Abstract:
Cyclic ADP-ribose (cADPR) has emerged as a calcium-regulating second messenger in smooth muscle cells. CD38 protein possesses ADP-ribosyl cyclase and cADPR hydrolase activities and mediates cADPR synthesis and degradation. We have previously shown that CD38 expression is regulated by estrogen and progesterone in the myometrium. Considering hormonal regulation in gestation, the objective of the present study was to determine the role of CD38/cADPR signaling in the regulation of intracellular calcium upon contractile agonist stimulation using immortalized pregnant human myometrial (PHM1) cells. Western blot, immunofluorescence, and biochemical studies confirmed CD38 expression and the presence of ADP-ribosyl cyclase (2.6 ± 0.1 pmol/mg) and cADPR hydrolase (26.8 ± 6.8 nmoles/mg/h) activities on the PHM1 cell membrane. Oxytocin, PGF2α, and ET-1 elicited [Ca2+]i responses, and 8-Br-cADPR, a cADPR antagonist significantly attenuated agonist-induced [Ca2+]i responses between 20% and 46% in average. The findings suggest that uterine contractile agonists mediate their effects in part through CD38/cADPR signaling to increase [Ca2+]i and presumably uterine contraction.
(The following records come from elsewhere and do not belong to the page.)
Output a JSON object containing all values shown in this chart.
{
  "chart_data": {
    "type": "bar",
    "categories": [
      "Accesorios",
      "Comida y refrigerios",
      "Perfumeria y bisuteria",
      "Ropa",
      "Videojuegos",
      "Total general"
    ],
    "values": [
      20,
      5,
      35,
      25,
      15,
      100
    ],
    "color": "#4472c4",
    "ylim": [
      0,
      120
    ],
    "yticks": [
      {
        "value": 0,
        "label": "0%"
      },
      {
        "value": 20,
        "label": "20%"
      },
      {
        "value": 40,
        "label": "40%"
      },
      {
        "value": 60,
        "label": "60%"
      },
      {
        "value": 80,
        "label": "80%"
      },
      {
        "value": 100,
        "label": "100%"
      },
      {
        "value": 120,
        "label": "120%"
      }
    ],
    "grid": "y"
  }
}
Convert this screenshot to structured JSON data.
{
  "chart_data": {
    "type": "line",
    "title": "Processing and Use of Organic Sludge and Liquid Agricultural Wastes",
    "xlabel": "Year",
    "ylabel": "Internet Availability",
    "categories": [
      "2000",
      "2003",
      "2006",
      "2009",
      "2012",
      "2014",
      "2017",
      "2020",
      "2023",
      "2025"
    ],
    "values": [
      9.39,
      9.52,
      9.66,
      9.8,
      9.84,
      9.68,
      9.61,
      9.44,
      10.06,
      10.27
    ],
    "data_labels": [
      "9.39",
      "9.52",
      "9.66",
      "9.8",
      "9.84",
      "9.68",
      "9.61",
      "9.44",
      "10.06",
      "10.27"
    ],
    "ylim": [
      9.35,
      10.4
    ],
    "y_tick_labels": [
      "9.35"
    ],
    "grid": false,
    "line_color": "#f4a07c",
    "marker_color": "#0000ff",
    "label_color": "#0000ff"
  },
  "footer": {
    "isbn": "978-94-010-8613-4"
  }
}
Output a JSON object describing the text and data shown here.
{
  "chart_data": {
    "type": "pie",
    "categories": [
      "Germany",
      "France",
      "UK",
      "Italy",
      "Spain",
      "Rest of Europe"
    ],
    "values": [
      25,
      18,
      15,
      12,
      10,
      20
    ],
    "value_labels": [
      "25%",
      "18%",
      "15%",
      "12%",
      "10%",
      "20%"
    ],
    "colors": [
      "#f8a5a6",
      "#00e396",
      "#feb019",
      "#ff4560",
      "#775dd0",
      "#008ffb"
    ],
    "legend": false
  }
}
As studies in humans are limited by the availability of myometrium from healthy donors, PHM1 cells form an in vitro model to study human myometrium.
摘要:
环状ADP-核糖(cADPR)已成为平滑肌细胞中的钙调节第二信使。CD38蛋白具有ADP-核糖基环化酶和cADPR水解酶活性,并介导cADPR的合成和降解。我们先前已经表明,子宫肌层中CD38的表达受雌激素和孕激素的调节。考虑到妊娠期的荷尔蒙调节,本研究的目的是确定CD38/cADPR信号传导在使用永生化妊娠人类子宫肌层(PHM1)细胞刺激收缩激动剂后调节细胞内钙中的作用.蛋白质印迹,免疫荧光,生化研究证实了CD38的表达以及PHM1细胞膜上ADP-核糖基环化酶(2.6±0.1pmol/mg)和cADPR水解酶(26.8±6.8nmoles/mg/h)活性的存在。催产素,PGF2α,ET-1引起[Ca2+]i响应,和8-Br-cADPR,cADPR拮抗剂可显著减弱激动剂诱导的[Ca2+]i反应,平均在20%至46%之间。研究结果表明,子宫收缩激动剂部分通过CD38/cADPR信号传导来介导其作用,以增加[Ca2]i和可能的子宫收缩。由于人体研究受到健康供体子宫肌层的限制,PHM1细胞形成体外模型以研究人子宫肌层。